Open Space 2.0 - Beyond the Dogma

Tree Fitzpatrick therese.fitzpatrick at gmail.com
Sat May 3 20:26:35 PDT 2008


On Wed, Apr 30, 2008 at 9:12 AM, Patricia Haines <
levelgreeninstitute at yahoo.com> wrote:

> Michael & Friends:
> I could use help assessing what worked and what didn't
> about the OS at this past weekend's GREEDNING THE ARTS
> Symposium in Ithaca.
>
> The audience was small but very knowledgeable, so the
> quality of conversation was very high - but they ended
> up NOT wanting to break into OS groups, rather wanted
> to stay together as one group. In retrospect that
> didn't work well, at least after the first hour.
>
> During this initial time we got some superb 'bullet'
> points down on newsprint. When we switched to action
> plans, however, the concept of focusing on ACTION
> didn't click - and we ended up on Saturday morning
> spinning wheels.
>
> A lot of solid next steps DID come out of the weekend,
> and enthusiasm is high for continuing to develop the
> project (project is ARTS AT THE HEART OF A SUSTAINABLE
> WORLD, global initiative to integrate the arts more
> visibly and pro-actively throughout the sustainability
> movement).
>
>  BUT - the plan has been to hold a series of OS-based
> gatherings at various places in the US, Europe, Asia
> and Africa, to make sure we give voice at the
> vision/planning table to the myriad perspectives,
> approaches, interests and needs that are out there.
>
> now I'm wondering if OS is the best way to go for this
> process.  The panel part  of this past weekend's
> program  - short presentations followed by discussion
> - was really great. But the small-group OS didn't work
> well - just made folks unfamiliar with the process
> confused and annoyed.
>
> Thoughts? thanks - Patricia Haines




I am going to share some of my thoughts with you but, before I do, I remind
you that you invited my thoughts.  I perceive an invitation for me to share
my thoughts.  I hope you do not perceive any challenge or disagreement in
what I say.  If I write a thought that is different from yours, well, that's
not criticism. At least not in my worldview. I use this protracted
disclaimer because there have been times in the past, on this list, when I
have offered my thoughts and people have, or so it seemed to me, attacked me
for thinking differently.  Over here in my worldview, I get to be me all the
time, even on listservs. And you get to be you.

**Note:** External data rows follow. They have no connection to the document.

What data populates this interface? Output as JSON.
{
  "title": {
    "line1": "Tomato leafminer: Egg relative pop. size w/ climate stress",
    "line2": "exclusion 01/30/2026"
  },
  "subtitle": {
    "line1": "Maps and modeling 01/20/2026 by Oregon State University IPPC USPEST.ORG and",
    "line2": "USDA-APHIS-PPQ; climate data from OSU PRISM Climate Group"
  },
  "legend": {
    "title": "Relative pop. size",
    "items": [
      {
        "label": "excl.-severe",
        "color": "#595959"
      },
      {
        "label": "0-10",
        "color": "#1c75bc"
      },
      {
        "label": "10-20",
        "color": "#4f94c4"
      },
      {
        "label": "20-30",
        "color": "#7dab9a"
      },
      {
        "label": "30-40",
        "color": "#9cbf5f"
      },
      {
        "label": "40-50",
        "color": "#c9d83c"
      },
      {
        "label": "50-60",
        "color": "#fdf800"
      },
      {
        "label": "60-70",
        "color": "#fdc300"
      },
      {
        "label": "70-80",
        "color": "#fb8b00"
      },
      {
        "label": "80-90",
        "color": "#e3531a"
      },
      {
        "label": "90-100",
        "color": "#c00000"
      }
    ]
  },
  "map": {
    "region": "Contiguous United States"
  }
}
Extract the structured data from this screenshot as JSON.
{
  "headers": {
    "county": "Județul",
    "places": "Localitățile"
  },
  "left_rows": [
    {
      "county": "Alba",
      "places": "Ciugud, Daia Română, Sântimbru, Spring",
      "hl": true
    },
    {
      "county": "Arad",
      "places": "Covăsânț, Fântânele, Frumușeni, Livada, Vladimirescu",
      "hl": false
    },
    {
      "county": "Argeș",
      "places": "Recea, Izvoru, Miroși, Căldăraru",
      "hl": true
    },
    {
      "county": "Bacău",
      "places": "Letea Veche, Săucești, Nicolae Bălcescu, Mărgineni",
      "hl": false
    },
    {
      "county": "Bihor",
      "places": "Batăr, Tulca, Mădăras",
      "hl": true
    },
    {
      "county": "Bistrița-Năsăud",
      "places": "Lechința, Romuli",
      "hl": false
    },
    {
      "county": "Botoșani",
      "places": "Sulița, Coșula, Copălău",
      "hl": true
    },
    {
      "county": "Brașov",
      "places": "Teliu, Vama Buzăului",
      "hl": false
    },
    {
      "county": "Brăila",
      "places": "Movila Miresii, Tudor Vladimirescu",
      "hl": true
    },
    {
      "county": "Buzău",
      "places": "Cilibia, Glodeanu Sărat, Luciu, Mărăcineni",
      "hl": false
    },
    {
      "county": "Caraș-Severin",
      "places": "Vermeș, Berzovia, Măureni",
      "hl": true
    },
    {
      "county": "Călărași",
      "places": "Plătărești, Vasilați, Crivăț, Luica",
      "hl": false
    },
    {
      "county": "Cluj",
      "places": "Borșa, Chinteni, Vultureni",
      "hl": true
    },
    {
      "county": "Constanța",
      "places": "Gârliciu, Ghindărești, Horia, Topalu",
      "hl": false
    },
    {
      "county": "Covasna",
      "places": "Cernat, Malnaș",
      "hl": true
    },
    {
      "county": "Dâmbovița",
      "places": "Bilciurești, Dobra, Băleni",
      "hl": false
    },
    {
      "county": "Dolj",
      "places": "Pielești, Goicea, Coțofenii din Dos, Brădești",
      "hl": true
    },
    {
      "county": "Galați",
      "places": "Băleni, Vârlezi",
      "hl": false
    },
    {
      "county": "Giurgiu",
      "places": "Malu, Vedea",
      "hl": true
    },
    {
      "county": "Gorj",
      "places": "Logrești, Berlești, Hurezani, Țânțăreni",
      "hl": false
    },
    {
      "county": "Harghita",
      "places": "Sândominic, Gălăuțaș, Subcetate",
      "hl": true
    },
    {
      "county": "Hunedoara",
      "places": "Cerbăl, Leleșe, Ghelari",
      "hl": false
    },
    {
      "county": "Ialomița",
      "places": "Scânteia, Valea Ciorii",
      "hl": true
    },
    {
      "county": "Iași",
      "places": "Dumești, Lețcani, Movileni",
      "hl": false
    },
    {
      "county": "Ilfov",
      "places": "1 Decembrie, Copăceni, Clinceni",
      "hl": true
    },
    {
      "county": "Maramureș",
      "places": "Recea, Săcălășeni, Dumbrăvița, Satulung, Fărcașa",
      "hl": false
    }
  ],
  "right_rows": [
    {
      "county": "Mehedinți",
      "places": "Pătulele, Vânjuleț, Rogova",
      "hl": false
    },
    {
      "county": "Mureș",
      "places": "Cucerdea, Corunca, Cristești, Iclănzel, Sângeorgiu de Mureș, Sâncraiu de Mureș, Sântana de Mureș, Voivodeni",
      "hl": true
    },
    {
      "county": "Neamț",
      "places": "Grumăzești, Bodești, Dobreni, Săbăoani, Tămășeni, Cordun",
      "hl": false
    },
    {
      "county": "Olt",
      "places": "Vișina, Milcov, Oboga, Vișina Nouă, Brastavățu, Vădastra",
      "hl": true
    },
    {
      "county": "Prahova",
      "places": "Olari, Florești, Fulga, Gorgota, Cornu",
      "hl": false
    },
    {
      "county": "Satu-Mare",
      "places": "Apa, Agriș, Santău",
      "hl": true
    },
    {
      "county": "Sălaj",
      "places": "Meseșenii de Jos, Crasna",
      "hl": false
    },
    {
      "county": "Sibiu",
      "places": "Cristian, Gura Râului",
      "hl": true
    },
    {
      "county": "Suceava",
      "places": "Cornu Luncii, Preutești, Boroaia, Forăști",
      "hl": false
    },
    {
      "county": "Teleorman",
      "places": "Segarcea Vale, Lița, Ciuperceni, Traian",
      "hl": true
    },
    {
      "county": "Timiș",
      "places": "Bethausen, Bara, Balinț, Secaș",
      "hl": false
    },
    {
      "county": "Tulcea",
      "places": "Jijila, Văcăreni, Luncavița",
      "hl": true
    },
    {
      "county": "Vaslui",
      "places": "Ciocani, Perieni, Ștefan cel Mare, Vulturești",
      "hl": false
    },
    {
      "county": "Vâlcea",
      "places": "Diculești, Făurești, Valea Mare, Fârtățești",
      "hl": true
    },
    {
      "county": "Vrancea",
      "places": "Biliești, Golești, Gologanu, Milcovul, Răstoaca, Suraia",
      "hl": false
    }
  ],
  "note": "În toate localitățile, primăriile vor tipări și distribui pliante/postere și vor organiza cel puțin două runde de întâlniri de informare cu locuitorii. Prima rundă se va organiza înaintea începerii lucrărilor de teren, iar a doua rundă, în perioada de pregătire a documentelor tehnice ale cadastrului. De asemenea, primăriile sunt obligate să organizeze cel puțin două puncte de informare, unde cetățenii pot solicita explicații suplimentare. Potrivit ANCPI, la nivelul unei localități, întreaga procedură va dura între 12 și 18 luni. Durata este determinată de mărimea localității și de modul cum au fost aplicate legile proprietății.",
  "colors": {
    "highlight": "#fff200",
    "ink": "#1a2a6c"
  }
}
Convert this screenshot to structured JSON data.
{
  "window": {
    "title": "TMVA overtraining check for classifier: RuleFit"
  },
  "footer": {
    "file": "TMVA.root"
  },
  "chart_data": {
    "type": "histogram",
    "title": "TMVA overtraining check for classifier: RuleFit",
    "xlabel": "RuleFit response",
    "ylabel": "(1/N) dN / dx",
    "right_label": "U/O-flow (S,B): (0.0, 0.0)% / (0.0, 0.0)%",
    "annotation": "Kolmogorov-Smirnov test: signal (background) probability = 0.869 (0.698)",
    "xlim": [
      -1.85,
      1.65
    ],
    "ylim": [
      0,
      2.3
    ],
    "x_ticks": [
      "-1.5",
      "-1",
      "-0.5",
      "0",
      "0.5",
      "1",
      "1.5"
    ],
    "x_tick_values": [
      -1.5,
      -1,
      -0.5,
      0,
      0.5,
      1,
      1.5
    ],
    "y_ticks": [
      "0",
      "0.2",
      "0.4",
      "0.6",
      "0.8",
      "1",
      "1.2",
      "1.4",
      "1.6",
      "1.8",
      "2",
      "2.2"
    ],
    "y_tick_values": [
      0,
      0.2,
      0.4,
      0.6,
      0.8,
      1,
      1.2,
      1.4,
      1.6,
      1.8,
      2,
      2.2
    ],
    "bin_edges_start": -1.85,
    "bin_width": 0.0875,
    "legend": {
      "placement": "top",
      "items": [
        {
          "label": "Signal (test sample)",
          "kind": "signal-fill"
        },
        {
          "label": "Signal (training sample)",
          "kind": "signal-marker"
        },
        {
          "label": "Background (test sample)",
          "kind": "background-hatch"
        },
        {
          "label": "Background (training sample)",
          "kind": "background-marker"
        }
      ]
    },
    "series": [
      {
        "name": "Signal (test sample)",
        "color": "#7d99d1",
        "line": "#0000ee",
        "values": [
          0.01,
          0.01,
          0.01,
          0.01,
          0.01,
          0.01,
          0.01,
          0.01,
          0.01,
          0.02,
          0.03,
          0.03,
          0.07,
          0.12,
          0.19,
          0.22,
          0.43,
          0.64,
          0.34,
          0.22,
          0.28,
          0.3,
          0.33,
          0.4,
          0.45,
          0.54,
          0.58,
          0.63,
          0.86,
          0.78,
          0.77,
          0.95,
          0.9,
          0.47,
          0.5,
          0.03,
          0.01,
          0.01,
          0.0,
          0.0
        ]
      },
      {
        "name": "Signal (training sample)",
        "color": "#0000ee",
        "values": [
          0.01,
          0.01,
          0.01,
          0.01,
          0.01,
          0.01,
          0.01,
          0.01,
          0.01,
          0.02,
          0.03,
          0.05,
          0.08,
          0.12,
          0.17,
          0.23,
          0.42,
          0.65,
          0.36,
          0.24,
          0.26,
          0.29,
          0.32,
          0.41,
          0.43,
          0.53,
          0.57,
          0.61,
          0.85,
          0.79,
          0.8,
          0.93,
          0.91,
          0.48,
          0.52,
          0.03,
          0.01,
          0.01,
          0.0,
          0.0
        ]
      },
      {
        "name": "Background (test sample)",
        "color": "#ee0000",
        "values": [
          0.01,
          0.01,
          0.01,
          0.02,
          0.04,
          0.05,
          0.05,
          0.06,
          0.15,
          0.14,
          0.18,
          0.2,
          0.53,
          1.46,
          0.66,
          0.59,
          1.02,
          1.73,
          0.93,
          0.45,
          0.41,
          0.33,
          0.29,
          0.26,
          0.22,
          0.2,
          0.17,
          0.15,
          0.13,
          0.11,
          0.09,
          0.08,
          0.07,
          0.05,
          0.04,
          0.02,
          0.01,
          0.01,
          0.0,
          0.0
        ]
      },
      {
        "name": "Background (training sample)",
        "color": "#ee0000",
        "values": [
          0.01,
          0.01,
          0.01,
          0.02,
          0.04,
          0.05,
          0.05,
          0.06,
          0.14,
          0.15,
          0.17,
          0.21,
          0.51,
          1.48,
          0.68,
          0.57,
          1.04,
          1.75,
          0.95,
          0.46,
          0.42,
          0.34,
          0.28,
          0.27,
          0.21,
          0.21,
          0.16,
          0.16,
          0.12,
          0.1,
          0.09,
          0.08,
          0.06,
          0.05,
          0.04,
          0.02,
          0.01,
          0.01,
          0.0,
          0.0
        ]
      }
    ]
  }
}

It is not very valuable for me to critique your design. I don't know much
about your client or your goals for the series of meetings you envision.
But I can share with you some thoughts.

I venture to guess that if you had begun this event by convening a morning
circle, presenting the principles of open space and then operning the
marketplace, and then gone directly into os, you would have been much less
likely to find the group resisting going in to OS after "a series of
presentations and discussion".  To me, it sounds like you began the meeting
using a paradigm very different from OS and then you sought to, well, change
paradigms midstream.

Before I would abandon using OS for this project, I would experiment with
doing one whole meeting as straight OS.  Instead of keeping everyone
together for the short presentations, allow the people making those
ppresentations to offer the presentations in the market place. Then sit back
and hold space for the group, hold space that the right things will happen,
the right people will show up at the right presentations and discussions.

For me, the work of holding space for open space is inner work.  I think we
live in a world that believes in a materialistic reality (the things that
are real are the things we can discern with our physical senses) and we live
in a world that has believed, for a long time, that order needs to be
imposed from without.   I believe that all the really great process
facilitatoars, yes, even ones who do not consider OS as their primary
practice, well, I believe that their real work is not the design of the
event, it is not what you see when the facilitator gets up and announces the
principles and opens the marketplace.  The real work of facilitation is
inner work.

I don't know you, Patricia, so nothing I am writing is about you.  But I am
curious?  How did you feel during that meeting?

I ask that question because in my experience, when I 'feel' that cosmic
clockwork of self-organization working all around me as I hold space for an
event, those are usually the events that people later report were great.
When I don't 'feel' OS percolating in my being and all around me in the
meeting that surrounds me, those are the OS meetings that tend to feel a
little off, esp. to the clients/participants. I believe that the quality of
my inner work powerfully impacts the event.

I can look back and recall OS events that I have facilitated and that were
unsatisfying to the client and, usually, if I am being honest, the truth is
that I wasn't holding space very well.

I agree with Michael Herman's advice, to have a good think over all the
details, notice whatever you can and, as he suggests stay the course.  For
me, the most important details to have a good think about would be about my
inner experience while the event unfolded.